Lori at Bottom Line, a national not-for-profit organization, has a small, yet resourceful HR department who manages the talent acquisition process centrally. They hire in cohorts of 35-40 employees annually (in July) to prepare for the beginning of the academic year. New hires would usually travel from across the US to their Boston HQ for a kick-off week of introductory training and team building sessions. In the COVID world, onboarding for these employees will need to shift to a virtual event spanning over multiple days. Being a small department, the team is engaging external training consultants to help think through redesigning (for the ideal virtual experience) and delivering the best virtual training. She continues to use Zoom to facilitate team-building and other onboarding activities and specific Slack channels to encourage employee communications and networking. “There is always room for improvement.” Lori is always experimenting with new techniques to encourage employees to increase interaction and engagement. She is thankful to have a fully engaged executive leadership team who are visible and communicate with employees often.

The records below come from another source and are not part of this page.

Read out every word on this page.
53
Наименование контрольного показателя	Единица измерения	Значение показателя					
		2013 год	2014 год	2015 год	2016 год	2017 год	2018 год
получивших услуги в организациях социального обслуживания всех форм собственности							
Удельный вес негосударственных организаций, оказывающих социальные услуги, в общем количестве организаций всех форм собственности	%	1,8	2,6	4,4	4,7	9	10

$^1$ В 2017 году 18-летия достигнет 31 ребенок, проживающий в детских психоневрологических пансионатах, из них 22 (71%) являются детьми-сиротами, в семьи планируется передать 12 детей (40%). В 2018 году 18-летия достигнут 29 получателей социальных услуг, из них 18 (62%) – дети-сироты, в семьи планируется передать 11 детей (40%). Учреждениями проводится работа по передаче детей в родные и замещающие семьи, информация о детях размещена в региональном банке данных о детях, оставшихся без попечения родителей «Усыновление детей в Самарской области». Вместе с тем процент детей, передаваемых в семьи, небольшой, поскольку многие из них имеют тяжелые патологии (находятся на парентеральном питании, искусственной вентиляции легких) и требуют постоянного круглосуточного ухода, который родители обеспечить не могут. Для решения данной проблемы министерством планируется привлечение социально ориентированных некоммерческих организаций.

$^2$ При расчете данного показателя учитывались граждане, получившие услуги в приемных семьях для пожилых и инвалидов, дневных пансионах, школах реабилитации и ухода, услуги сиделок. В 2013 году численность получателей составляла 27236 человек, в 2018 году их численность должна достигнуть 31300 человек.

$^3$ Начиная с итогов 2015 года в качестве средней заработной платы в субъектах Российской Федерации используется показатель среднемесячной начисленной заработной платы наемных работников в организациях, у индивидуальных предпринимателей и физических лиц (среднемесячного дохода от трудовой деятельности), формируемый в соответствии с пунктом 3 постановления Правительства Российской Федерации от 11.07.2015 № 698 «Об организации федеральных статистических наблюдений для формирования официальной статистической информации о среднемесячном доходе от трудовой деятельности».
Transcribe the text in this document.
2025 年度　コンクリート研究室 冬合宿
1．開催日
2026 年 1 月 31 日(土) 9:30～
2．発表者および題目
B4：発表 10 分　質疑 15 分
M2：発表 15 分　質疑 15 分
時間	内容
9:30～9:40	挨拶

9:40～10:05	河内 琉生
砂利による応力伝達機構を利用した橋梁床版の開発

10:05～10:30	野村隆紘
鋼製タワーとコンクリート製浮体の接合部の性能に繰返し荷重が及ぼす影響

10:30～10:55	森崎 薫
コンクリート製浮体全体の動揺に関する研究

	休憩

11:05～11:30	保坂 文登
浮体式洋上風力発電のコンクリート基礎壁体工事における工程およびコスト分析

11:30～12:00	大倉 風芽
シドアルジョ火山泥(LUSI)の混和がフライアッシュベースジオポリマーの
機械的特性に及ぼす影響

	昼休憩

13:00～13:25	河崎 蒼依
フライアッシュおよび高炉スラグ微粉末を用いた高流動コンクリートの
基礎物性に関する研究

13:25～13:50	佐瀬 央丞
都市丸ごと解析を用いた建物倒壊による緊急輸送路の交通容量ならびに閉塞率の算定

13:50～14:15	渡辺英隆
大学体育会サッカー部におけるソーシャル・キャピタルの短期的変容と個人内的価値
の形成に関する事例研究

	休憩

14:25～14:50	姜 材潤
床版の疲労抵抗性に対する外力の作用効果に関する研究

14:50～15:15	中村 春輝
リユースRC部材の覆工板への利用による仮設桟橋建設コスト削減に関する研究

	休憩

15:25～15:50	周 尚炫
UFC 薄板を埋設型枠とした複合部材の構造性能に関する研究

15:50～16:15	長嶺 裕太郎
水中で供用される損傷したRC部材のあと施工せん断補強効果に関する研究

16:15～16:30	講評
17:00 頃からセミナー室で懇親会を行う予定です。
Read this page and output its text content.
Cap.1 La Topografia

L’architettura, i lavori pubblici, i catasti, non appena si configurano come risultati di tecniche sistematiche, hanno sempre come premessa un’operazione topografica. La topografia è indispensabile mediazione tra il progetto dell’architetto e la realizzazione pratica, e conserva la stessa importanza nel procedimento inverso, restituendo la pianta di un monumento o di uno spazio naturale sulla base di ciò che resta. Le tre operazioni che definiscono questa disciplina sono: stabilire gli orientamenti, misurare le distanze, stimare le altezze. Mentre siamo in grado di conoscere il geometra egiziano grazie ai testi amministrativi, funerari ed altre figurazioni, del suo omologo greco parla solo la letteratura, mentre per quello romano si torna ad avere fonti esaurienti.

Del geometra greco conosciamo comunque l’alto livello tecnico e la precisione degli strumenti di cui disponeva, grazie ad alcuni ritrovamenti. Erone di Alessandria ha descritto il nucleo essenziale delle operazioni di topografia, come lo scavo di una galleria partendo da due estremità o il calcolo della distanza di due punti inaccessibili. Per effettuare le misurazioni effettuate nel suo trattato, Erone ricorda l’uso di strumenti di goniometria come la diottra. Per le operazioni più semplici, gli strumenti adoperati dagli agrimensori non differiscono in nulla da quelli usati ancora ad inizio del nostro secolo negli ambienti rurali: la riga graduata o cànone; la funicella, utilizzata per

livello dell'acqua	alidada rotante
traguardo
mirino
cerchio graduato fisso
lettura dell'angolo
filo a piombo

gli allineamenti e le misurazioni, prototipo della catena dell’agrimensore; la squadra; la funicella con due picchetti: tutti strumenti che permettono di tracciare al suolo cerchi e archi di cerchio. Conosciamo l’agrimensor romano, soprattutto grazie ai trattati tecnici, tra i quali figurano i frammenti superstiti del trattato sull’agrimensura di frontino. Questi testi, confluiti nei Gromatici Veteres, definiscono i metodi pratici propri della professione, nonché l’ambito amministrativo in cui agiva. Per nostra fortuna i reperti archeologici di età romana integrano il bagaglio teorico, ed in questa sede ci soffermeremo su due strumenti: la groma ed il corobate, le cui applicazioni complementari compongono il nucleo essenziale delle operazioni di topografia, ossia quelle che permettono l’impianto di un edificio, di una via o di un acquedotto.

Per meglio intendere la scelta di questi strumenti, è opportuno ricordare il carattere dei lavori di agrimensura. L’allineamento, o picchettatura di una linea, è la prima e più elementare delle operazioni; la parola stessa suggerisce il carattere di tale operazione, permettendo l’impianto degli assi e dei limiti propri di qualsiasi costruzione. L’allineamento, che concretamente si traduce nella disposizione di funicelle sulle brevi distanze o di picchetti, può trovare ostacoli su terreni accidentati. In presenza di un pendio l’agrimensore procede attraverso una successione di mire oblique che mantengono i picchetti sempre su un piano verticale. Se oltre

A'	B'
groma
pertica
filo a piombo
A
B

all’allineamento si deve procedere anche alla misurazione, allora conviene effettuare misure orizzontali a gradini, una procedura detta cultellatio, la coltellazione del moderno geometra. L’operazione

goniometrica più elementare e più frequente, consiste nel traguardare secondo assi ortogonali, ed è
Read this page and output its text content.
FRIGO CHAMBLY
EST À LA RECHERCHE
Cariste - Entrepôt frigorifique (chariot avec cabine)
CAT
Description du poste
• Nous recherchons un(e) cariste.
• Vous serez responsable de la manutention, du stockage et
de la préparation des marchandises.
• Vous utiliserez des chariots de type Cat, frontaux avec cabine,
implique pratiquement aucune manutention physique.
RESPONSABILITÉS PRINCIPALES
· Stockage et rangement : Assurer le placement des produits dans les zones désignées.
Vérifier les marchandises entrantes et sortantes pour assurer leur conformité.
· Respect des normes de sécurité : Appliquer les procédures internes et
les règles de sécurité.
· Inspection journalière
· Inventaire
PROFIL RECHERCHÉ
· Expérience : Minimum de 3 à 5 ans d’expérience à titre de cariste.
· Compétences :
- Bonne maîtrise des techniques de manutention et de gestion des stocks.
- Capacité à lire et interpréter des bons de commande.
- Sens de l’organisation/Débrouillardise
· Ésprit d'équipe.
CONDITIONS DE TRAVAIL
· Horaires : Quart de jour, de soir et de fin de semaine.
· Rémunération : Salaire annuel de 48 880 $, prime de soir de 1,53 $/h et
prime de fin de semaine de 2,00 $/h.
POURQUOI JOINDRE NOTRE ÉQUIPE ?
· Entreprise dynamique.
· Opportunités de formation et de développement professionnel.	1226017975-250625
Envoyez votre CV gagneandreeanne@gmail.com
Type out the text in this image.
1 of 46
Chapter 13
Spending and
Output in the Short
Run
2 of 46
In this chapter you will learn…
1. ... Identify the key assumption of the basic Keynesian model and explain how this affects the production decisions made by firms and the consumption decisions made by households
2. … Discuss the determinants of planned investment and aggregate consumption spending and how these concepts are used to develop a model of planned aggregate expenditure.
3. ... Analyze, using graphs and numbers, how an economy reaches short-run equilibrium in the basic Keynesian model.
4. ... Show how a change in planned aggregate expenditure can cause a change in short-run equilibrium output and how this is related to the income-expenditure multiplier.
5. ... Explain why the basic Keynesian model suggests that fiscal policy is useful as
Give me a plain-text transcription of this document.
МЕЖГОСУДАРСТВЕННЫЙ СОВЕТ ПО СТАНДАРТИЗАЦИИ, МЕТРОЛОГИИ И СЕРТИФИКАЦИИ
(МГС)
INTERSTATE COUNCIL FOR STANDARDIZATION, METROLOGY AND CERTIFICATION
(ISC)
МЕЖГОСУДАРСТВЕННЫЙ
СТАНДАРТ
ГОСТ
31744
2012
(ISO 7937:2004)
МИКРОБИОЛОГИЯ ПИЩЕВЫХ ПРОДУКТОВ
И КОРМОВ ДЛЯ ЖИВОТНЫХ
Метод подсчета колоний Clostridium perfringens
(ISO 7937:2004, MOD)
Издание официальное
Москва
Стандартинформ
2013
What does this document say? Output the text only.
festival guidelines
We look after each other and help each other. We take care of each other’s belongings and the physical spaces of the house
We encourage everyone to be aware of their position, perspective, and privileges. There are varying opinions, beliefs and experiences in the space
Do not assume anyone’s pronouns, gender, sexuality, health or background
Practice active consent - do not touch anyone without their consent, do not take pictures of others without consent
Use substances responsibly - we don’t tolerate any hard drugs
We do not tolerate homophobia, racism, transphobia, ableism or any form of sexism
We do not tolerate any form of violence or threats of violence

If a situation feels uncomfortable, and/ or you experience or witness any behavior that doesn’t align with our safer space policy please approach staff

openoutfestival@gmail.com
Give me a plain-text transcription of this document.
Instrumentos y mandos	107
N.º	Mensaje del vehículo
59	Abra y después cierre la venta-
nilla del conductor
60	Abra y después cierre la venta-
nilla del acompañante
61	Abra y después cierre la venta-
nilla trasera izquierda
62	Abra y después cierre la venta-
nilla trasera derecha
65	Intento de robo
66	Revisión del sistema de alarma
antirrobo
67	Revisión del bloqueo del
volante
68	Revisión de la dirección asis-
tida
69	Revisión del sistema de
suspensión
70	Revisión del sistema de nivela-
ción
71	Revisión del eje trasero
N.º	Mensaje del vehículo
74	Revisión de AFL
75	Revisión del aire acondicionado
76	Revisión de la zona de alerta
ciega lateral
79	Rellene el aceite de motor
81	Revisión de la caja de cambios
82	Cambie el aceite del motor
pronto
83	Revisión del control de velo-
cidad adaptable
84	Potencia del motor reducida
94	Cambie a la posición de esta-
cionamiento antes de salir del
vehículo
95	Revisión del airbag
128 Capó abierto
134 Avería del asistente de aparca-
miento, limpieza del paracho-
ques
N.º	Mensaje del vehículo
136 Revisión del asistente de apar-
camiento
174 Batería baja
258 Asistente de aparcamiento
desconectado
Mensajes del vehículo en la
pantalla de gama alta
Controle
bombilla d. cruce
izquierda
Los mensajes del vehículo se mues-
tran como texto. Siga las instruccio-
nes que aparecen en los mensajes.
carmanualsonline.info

Matt notes that the current crisis has provided the opportunity for leadership teams at many companies to view the concept of a remote or hybrid workforce from a different lens: “In the future, we may see more companies reviewing their job requirements through a different lens.” Hiring managers may start asking whether specific roles can be done remotely as well as on-premise. Roles that are crucial to the business or hard to fill in certain geographies might now be filled by remote workers in areas with a lower cost of living or where qualified candidate pools are plentiful. We have learned that adapting our onboarding process, once thought a daunting feat, is possible.
Our panellists survey their employees and new hires regularly to measure the onboarding program’s success and the employee’s level of engagement. Early results have been overwhelmingly positive. Constructive comments are used to make tweaks to the program in each new iteration.
Maureen leaves us with a final thought. “You must be open to making missteps as you get started, open in communication to your employees and leadership teams and open to make course corrections along the way. There are multiple best practices and ways of implementing to match your unique culture.”